Saturday, February 28, 2004

It takes only about eight minutes for the Space Shuttle to accelerate to a speed of more than 17,000 miles per hour.

The Space Shuttle main engine weighs 1/7th as much as a train engine but delivers as much horsepower as 39 locomotives.

The turbo-pump on the Space Shuttle main engine is so powerful it could drain an average family-sized swimming pool in 25 seconds.

The Space Shuttle's three main engines and two solid rocket boosters generate 7.3 million pounds of thrust at liftoff. Compare that with America's first two manned launch vehicles, the Redstone which produced 78,000 pounds of thrust, and the Atlas, which produced 360,000 pounds.

The liquid hydrogen in the Space Shuttle main engine is -423º Fahrenheit, the second coldest liquid on Earth, and when burned with liquid oxygen, the temperature in the engine's combustion chamber reaches 6,000º Fahrenheit.

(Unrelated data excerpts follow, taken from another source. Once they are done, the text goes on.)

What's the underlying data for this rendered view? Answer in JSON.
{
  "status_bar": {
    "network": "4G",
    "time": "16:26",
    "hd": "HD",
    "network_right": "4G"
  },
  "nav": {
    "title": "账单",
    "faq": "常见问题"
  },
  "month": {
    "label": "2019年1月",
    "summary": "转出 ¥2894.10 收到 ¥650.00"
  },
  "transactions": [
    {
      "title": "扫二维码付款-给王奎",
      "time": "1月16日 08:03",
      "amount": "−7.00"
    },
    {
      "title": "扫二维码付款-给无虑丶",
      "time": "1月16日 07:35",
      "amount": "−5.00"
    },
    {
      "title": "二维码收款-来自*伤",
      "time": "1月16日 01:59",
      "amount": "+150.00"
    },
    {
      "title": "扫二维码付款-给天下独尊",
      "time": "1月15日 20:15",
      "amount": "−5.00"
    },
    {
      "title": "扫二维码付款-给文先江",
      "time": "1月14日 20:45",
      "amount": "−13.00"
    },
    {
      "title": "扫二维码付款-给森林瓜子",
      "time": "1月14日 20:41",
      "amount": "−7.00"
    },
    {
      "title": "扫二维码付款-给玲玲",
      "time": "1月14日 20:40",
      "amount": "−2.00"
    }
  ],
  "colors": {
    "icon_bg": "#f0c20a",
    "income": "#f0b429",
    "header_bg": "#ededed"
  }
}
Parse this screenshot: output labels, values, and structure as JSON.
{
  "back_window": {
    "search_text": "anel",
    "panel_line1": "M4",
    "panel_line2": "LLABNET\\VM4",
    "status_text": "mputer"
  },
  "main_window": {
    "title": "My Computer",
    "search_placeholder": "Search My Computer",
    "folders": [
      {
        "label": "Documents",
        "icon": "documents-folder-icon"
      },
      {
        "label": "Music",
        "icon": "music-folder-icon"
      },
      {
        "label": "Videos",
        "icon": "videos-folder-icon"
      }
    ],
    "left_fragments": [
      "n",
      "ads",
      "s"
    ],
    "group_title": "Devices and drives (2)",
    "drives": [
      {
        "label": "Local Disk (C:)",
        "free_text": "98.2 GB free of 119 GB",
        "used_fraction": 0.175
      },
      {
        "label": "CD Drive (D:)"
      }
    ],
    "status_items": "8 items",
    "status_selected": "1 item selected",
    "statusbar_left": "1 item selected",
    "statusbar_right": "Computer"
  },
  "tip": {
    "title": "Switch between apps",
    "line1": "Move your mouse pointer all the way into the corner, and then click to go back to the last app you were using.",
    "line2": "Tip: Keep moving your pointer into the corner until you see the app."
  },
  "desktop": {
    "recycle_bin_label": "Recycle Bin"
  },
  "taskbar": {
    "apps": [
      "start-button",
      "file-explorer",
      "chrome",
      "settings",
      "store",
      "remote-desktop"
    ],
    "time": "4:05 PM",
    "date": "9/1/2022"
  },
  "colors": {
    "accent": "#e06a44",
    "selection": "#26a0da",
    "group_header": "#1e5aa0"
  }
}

The energy released by the three Space Shuttle main engines is equivalent to the output of 23 Hoover Dams.

Each of the Shuttle's solid rocket motors burns 5 tons of propellant per second, a total of 1.1 million pounds in 120 seconds. The speed of the gases exiting the nozzle is more than 6,000 miles per hour, about five times the speed of sound or three times the speed of a high-powered rifle bullet. The plume of flame ranges up to 500 feet long.

The combustion gases in a solid rocket motor are at a temperature of 6,100º Fahrenheit , 2/3 the temperature of the surface of the sun. While that temperature is hot enough to boil steel, special insulation inside the motor protects the steel case so well that the outside of the case reaches only about 130º Fahrenheit.

A stacked booster is the same height as the Statue of Liberty (not including pedestal) — 151 feet — but weighs almost three times as much.

The four engines of a Boeing 747 jet produce 188,000 pounds of thrust, while just one SRM produces more than 17 times as much thrust — 3.3 million pounds . A pair of SRM's are more powerful than 35 jumbo jets at takeoff.

If their heat energy could be converted to electric power, two SRM's firing for two minutes would produce 2.2 million kilowatt hours of power, enough to supply the entire power demand of 87,000 homes for a full day.

The Shuttle's Remote Manipulator System (RMS), or robot arm, provided by the Canadian Space Agency, weighs about 905 pounds on Earth but can move cargo in space weighing 66,000 pounds, objects about the size of a Greyhound bus.